The Drug Delivery and Biomaterials Group, School of Pharmacy, Medical Biology Centre, Queen'sUniversity Belfast, Belfast, Northern Ireland, UK.
J Pharm Pharmacol. 2010 Nov;62(11):1580-90. doi: 10.1111/j.2042-7158.2010.01177.x.
The interest in hot-melt extrusion (HME) as a drug delivery technology for the production of glass solutions is growing rapidly. HME glass solutions have a tendency to recrystallize during storage and also typically have a very dense structure, restricting the ingress of dissolution fluid and retarding drug release. In this study, we have used HME to manufacture glass solutions containing celecoxib (CX) and polyvinylpyrrolidone (PVP) and have assessed the use of supercritical carbon dioxide (scCO2) as a pore-forming agent to enhance drug release. Differential scanning calorimetry confirmed the formation of glass solutions following extrusion. All extrudates exhibited a single glass transition temperature (Tg), positioned between the Tg values of CX and PVP. The instability of glass solutions is a significant problem during storage. Stabilization may be improved through the appropriate choice of excipient to facilitate drug–polymer interactions. The Gordon–Taylor equation showed that the Tg values of all extrudates expected on ideal mixing were lower than those observed experimentally. This may be indicative of drug–polymer interactions that decrease free volume and elevate the Tg. Molecular interactions between CX and PVP were further confirmed using Fourier transform infrared and Raman spectroscopy. Storage stability of the extrudates was shown to be dependent on drug loading. Samples containing a higher CX loading were less stable, which we ascribed to decreased Tg and hence increased mobility within the drug–polymer matrix. The solubility of CX was improved through the formulation of extruded glass solutions, but release rate was relatively slow.

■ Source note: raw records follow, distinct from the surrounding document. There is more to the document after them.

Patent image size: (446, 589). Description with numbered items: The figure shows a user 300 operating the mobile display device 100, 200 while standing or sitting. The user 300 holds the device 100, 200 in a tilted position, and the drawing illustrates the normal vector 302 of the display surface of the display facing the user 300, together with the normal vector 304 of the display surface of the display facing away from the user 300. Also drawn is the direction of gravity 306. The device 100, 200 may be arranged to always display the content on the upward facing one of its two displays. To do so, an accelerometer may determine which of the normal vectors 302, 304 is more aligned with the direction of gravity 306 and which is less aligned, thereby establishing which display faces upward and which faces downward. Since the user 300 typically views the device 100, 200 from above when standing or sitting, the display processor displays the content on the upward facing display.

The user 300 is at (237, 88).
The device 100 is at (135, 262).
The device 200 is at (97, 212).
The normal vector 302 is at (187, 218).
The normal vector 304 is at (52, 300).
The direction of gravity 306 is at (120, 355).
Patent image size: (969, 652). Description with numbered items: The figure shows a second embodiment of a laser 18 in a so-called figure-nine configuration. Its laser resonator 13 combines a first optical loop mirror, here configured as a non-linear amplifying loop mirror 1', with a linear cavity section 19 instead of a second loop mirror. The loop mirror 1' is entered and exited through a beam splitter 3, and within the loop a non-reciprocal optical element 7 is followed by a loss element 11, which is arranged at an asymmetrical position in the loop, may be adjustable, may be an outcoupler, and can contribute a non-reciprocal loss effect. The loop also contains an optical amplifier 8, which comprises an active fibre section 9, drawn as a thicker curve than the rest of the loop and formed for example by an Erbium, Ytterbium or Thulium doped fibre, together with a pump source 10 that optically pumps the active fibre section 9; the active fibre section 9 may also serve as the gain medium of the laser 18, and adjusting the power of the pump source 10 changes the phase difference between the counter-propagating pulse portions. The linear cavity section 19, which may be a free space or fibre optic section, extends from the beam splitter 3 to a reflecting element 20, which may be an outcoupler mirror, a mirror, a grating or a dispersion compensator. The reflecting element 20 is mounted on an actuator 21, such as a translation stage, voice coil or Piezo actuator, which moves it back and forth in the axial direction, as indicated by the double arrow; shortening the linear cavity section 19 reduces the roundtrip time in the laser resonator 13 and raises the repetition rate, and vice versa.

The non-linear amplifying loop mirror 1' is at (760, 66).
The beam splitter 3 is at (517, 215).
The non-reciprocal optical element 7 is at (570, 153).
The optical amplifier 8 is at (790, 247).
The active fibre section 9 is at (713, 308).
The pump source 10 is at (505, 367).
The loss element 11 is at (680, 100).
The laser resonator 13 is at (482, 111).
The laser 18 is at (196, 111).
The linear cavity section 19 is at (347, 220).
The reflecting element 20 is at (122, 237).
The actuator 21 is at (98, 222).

Exposure of extrudates to scCO2 had no effect on the solid-state properties of CX but did produce a highly porous structure. The drug-release rate from extrudates after scCO2 exposure was significantly higher.
热熔融挤出(HME)作为一种药物传递技术,用于生产玻璃溶液,其应用兴趣正在迅速增长。HME 玻璃溶液在储存过程中有结晶的趋势,而且通常具有非常致密的结构,限制了溶解液的渗透,从而延缓了药物的释放。在这项研究中,我们使用 HME 制造含有塞来昔布(CX)和聚乙烯吡咯烷酮(PVP)的玻璃溶液,并评估了超临界二氧化碳(scCO2)作为成孔剂来增强药物释放的用途。差示扫描量热法证实挤出后形成了玻璃溶液。所有挤出物都表现出单一的玻璃化转变温度(Tg),位于 CX 和 PVP 的 Tg 值之间。玻璃溶液的不稳定性是储存过程中的一个重大问题。通过选择合适的赋形剂来促进药物-聚合物相互作用,可以改善稳定性。Gordon-Taylor 方程表明,所有挤出物的理论 Tg 值都低于实验观察到的值。这可能表明药物-聚合物相互作用降低了自由体积并提高了 Tg。使用傅里叶变换红外和拉曼光谱进一步证实了 CX 和 PVP 之间的分子相互作用。挤出物的储存稳定性取决于药物负载。含有较高 CX 负载的样品不太稳定,我们将其归因于 Tg 降低,从而导致药物-聚合物基质内的迁移率增加。通过挤出玻璃溶液的配方,提高了 CX 的溶解度,但释放速度相对较慢。暴露于 scCO2 对 CX 的固态性质没有影响,但确实产生了高度多孔的结构。暴露于 scCO2 后挤出物的药物释放速率显著提高。